The police have recently announced that they conducted 299 terrorism-related arrests last year, the highest number since officials began collecting data in September 2001. Here, CAGE analyses the statistics and how it indicates the failures of counter-terrorism in the UK.
The Home Office has presented its figures in a very convenient, almost manipulative way.
However, a careful look at the statistics presented actually shows the failures of counter-terrorism operations and their potential disastrous impact on the Muslim community.
1. 2/3 of the persons arrested were never charged with an offence considered terrorism-related
The overwhelming majority of arrests proved to be fruitless. Yet, the impact of terror raids is traumatic for families.
‘Andrew’, whose home in West London was raided spoke to CAGE, giving an insight into how damaging raids can be:
“I’m a white British-born Muslim who grew up in the UK. Even though I haven’t been charged, the raid has traumatised my children, my wife and my in-laws; all of them needed medical attention after. Me and my family now intend to leave the UK as a direct result of the raids, because we don’t feel we can live a normal life here anymore.”
2. Only 10% of those arrested this year were convicted
However, the Home Office does not provide a breakdown of the nature of the offences for which individuals were convicted.
It is fair to assume that the majority were convicted on non-violent offences since reassuring police statements that there was “no threat to the British public” have followed almost every Syria-related terrorism arrest in the UK.
3. Acquittals have increased by 66%
This denotes a trend of “over-prosecution” and shows that, in a significant portion of all cases (a fifth), allegations of wrongdoing were dismissed, despite the low threshold required by the law and perpetuated by the hysteric climate.
In October 2014, Moazzam Begg was found innocent after spending nearly months in the high security Belmarsh prison. Upon his release, he said:
‘I need to reconnect with my family again. I need to understand what it’s like to be a free man and I think that it’s important to point out some of the Government’s failures in its foreign policy and its internal policy – its clear demonising of the Muslim community.
‘I think it shows that we have a knee-jerk reaction.
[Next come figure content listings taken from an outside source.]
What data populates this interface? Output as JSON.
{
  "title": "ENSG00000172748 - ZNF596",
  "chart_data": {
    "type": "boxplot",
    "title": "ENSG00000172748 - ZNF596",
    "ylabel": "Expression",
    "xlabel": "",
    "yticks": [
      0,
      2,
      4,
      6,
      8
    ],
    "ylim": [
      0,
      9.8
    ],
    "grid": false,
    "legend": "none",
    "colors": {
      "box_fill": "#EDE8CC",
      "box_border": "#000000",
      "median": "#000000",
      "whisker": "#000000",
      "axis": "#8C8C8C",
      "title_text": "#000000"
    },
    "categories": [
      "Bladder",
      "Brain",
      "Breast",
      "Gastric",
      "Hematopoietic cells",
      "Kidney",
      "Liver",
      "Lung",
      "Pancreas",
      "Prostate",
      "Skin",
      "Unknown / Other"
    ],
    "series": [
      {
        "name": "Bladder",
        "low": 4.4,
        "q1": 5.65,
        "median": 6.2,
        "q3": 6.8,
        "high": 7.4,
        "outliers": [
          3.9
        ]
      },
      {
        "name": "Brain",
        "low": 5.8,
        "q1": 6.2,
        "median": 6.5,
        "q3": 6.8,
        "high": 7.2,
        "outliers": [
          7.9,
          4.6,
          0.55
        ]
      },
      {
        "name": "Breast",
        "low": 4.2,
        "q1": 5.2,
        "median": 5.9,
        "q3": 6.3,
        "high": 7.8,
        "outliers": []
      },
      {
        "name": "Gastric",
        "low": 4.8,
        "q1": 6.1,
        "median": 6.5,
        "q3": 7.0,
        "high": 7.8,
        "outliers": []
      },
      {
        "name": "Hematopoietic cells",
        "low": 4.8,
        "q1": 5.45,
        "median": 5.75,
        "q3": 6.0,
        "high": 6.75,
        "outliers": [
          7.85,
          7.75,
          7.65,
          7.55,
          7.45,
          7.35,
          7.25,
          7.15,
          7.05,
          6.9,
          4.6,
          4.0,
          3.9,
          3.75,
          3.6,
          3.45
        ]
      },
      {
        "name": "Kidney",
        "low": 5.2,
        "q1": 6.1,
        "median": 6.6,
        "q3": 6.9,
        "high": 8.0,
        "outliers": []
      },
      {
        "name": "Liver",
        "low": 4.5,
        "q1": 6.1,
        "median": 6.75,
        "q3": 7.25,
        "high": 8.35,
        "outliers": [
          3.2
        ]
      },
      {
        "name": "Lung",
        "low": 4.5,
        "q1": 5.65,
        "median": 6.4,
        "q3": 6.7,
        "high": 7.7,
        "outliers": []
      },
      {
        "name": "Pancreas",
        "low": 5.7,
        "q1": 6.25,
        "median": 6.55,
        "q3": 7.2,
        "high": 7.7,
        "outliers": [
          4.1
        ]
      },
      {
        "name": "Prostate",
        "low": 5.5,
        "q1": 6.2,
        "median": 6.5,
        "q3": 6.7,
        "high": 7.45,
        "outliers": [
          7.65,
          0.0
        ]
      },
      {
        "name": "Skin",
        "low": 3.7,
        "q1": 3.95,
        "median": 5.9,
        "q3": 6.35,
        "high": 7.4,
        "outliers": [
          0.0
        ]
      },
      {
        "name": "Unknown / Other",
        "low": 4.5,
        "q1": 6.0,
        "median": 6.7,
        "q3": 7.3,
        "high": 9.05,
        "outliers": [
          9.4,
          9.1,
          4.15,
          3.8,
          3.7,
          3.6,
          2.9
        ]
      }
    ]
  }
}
It shows that little has changed since the beginning of the early days of the war on terror and there is not an appetite, there isn’t a desire, to try to really understand what’s taking place is and the more this continues the more it’s going to alienate people.”
4. Detentions at port and airport under controversial schedule 7 have tripled
Typically, schedule 7 stops result in a negligible number of arrests (0.03% in 2013). Yet, they have been criticised as a profiling tool against Muslims, activists and journalists in the wake of the David Miranda scandal.
The Home Office released figures showing that ethnic minorities, especially Asians, are overrepresented among those selected for an examination (stops under an hour).
However, it did not reveal the breakdown by ethnicity of those detained under schedule 7 (stopped for over an hour). One can only speculate that it would show that the overwhelming majority are non-white, and are likely of Muslim background as shown in previous years.